Fenitchka se mit à rire de nouveau et frappa même des mains, tant la demande de Bazarof lui parut singulière. Elle se sentait très-flattée en même temps. Bazarof la regardait fixement.

— Volontiers ! volontiers ! dit-elle enfin ; et, se penchant sur le banc, elle se mit à choisir une rose. Est-ce une rouge ou une blanche que vous voulez ?

— Une rouge, et pas trop grande.

Fenitchka se redressa.

— Tenez, lui dit-elle, mais elle retira aussitôt la main qu’elle venait de tendre, se mordit les lèvres, jeta les yeux du côté de l’entrée du bosquet, et prêta l’oreille.

— Qu’avez-vous ? demanda Bazarof ; est-ce Nicolas Petrovitch ?

— Non ; il est dans les champs… et d’ailleurs je ne le crains pas. Mais Paul Petrovitch… ; je croyais…

— Comment ? Pourquoi craignez-vous Paul Petrovitch ?

— Il me fait peur. Ce n’est pas qu’il me parle, non ; mais il me regarde d’un air si singulier ! Au reste, vous ne l’aimez pas non plus. Je me rappelle que dans le temps vous vous disputiez toujours avec lui. Je ne savais pas de quoi il s’agissait, mais je comprenais que vous le retourniez joliment… comme ça… comme ça.

Fenitchka montra avec les mains comment, suivant elle, Bazarof retournait Paul Petrovitch.

Bazarof sourit.

— Et s’il avait eu l’air de l’emporter sur moi, lui dit-il, vous auriez pris ma défense ?

— Est-ce que je pourrais vous défendre ? Mais on ne vient pas à bout de vous si facilement que ça.

— Vous croyez ? Eh bien, moi je connais une main qui pourrait me renverser d’un doigt.

— Quelle est cette main ?

— Comme si vous ne le saviez pas ! Sentez la rose que vous m’avez donnée ; elle sent bien bon.

Fenitchka tendit le cou et approcha sa figure de la fleur… Le mouchoir glissa de sa tête sur son épaule, et laissa à découvert une épaisse chevelure noire, brillante, et un peu en désordre.

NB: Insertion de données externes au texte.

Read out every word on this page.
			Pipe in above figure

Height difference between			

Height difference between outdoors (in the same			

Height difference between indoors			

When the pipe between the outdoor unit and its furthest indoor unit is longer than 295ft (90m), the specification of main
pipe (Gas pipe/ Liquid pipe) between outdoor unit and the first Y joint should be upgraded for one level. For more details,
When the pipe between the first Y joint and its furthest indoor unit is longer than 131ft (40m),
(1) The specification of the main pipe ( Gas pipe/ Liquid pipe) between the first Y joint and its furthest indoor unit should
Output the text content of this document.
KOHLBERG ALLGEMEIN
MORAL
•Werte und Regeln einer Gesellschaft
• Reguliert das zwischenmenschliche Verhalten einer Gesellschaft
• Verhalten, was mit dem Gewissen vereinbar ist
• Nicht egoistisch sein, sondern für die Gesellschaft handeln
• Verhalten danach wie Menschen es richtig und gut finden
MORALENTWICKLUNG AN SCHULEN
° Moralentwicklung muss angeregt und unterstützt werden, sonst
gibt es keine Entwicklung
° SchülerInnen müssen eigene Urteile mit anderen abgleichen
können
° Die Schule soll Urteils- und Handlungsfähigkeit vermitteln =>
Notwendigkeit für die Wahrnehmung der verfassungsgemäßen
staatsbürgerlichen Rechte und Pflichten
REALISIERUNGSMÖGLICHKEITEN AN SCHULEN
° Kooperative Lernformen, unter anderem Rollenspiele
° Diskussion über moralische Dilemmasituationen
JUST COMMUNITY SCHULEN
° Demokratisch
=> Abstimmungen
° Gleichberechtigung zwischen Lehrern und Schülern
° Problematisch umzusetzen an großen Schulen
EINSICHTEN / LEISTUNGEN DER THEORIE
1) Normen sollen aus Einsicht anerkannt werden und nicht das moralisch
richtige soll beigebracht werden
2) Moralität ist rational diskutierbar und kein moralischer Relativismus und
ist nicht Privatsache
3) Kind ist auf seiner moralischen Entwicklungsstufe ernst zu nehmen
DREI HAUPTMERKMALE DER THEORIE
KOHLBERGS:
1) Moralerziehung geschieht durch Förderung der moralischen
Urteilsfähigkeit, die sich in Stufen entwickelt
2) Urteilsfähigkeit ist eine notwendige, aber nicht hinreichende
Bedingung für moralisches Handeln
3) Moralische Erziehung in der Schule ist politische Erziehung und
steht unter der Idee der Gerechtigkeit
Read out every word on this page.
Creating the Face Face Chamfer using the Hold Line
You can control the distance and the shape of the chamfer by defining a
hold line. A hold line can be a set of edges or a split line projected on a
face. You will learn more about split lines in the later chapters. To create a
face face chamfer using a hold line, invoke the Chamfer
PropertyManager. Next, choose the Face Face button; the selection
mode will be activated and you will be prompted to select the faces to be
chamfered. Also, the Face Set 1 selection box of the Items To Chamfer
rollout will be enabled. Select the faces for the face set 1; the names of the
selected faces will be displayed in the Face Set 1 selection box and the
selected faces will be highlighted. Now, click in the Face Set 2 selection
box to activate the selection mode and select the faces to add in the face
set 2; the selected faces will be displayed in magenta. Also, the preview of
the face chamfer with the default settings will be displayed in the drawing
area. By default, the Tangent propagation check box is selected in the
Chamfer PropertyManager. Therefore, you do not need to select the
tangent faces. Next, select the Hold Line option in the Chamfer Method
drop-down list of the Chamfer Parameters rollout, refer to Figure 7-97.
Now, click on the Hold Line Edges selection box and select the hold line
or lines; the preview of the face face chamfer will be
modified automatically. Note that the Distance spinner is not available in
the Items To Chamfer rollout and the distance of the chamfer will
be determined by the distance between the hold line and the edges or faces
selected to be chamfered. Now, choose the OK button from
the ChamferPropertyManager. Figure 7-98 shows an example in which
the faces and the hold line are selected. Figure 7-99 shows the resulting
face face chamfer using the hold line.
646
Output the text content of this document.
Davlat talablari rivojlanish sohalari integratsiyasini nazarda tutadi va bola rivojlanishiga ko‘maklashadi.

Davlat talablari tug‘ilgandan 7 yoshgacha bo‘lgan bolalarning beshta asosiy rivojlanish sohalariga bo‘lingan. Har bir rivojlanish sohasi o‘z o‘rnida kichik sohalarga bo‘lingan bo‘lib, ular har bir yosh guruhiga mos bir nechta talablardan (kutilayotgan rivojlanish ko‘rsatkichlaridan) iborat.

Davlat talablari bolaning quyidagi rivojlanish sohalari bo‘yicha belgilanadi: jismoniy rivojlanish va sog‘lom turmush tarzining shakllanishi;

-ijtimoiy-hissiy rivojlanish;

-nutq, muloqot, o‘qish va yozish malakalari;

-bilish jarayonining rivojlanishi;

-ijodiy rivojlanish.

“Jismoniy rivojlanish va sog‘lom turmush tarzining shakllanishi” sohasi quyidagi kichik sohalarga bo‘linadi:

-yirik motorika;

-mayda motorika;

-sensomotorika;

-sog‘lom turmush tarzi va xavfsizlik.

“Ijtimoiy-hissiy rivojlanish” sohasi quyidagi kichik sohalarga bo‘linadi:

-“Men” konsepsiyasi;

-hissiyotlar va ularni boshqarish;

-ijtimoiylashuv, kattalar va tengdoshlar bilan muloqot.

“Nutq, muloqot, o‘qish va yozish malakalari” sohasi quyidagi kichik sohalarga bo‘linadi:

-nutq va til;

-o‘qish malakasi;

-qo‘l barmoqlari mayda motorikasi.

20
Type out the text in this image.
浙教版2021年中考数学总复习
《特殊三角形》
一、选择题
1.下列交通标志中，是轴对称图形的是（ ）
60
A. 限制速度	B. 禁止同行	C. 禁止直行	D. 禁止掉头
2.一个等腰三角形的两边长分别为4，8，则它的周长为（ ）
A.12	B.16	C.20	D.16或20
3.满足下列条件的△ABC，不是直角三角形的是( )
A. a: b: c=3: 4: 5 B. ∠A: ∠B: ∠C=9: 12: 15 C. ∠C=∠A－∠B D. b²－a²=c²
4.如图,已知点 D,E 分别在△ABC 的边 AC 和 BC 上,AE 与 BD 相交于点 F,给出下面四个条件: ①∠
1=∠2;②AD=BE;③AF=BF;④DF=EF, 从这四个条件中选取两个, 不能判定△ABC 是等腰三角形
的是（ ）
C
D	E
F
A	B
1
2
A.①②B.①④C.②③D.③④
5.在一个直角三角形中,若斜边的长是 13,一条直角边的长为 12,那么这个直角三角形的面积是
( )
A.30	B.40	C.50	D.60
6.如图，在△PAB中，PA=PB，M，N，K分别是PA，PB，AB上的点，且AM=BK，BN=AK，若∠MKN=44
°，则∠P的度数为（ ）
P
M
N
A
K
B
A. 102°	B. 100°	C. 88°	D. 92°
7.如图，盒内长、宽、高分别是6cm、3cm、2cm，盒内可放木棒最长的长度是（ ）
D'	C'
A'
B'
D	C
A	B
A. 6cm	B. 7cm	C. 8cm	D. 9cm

— Attendez ; je veux la sentir avec vous, dit Bazarof, et se baissant, il baisa avec force les lèvres entr’ouvertes de la jeune fille.

Elle tressaillit, et appuya ses deux mains contre la poitrine de Bazarof ; mais elle les appuya faiblement, et il put lui donner un second baiser. Une toux sèche se fit entendre derrière le feuillage. Fenitchka se jeta précipitamment à l’autre extrémité du banc. Paul se montra, fit un léger salut, dit lentement, mais avec une expression de tristesse amère : « Vous êtes ici ? » et s’éloigna. Fenitchka ramassa aussitôt ses roses et sortit du bosquet.

— C’est bien mal à vous, Eugène Vassilitch, murmura-t-elle à voix basse, en s’éloignant.

Bazarof se rappela une scène du même genre et encore récente ; ce souvenir réveilla dans son cœur une sorte de honte, et presque du mépris pour lui-même. Mais il secoua aussitôt la tête, se félicita ironiquement « de marcher sur les traces de Céladon, » et regagna sa chambre.

Quant à Paul, il sortit du jardin et se dirigea à pas lents du côté des bois. Il fut absent assez longtemps, et lorsqu’il revint pour le déjeuner, Kirsanof lui demanda avec inquiétude « s’il se portait bien ? » tant sa figure s’était assombrie.

— Tu sais que je suis sujet à des épanchements de bile, lui répondit tranquillement Paul.